Using our purchasing power to choose sustainable products over non-sustainable products impacts demand. We have the luxury of immense information at our fingertips and researching where our products come from has never been easier. We have the knowledge and capability to be responsible consumers, so it is imperative we set the example.
Many organisations have surfaced that make it easier for consumers to make informed choices. Blue Sign, for example, a Swiss company launched in 2000, works with suppliers worldwide to improve their textile production processes. Brands partnered with Blue Sign include well known sustainability-conscious brands like Patagonia and The North Face. You can check their website for other brand partners. Next is WRAP (Worldwide Responsible Accredited Producer), an independent and non-profit global social compliance expert. They promote ethical manufacturing through education and certification. Buying clothes that are made using international standards and best practices is a good step towards being a responsible consumer. Check the label, do a little research.
Buying local is also a good way to reduce the carbon footprint of shipping, whilst supporting local artists and designers. Indonesia has had a comparative advantage in textile making throughout history. Furthermore, there are skilled fashion designers opening upmarket shops in all major cities.

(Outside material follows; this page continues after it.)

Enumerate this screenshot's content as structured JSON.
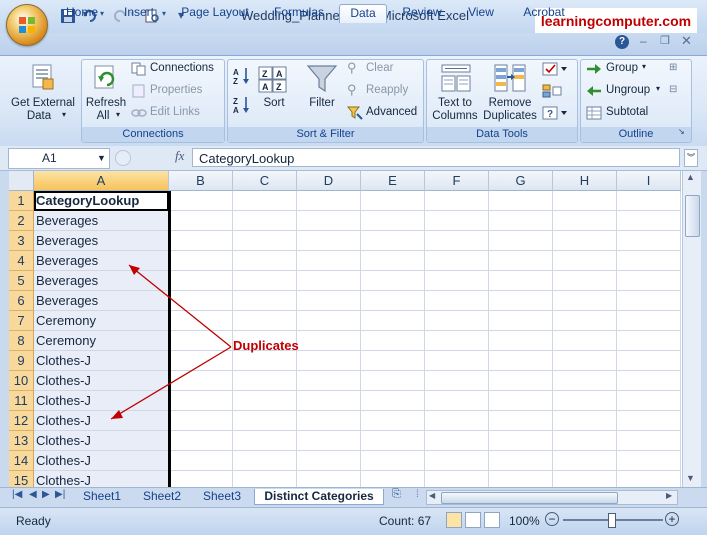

Several organisations have surfaced in Indonesia that use plastic and other waste to create “upcycled” items. Check these out:
One of our very own comrades within the Jakarta expatriate community, Jamie Richards, has founded Good Shirt, an eco-friendly performance t-shirt company. The shirts are made in Indonesia using post-consumer recycled plastic and recycled coffee grounds. The products are top performance quality (sweat-wicking, antimicrobial, and quick-drying). The manufacturer is WRAP certified, and the fabric is Blue Sign certified. The shirts are also fashionable and unique, featuring photographs from the “Dream Team of collaborating artists”, a collective of photographers that capture stellar images worldwide. Check the website to order: www.goodshirt.co
Founder and President of Indosole, Kyle Parsons, saw the opportunity to make a business from upcycling tyres in Indonesia, making quality footwear products. Indosole’s mission? To become the most responsible footwear company in the world. They intercept tyres before they are disposed of and they create shoes and sandals from the rubber by hand. Indosole is a certified B Corporation. They have a variety of styles for sandals and shoes. Check them out at www.indosole.com
Fast fashion items, though trendy and very affordable, may not be the most responsible purchase. Rethinking our habits is required so we can move away from the throw-away society we have created and move towards a much more sustainable future.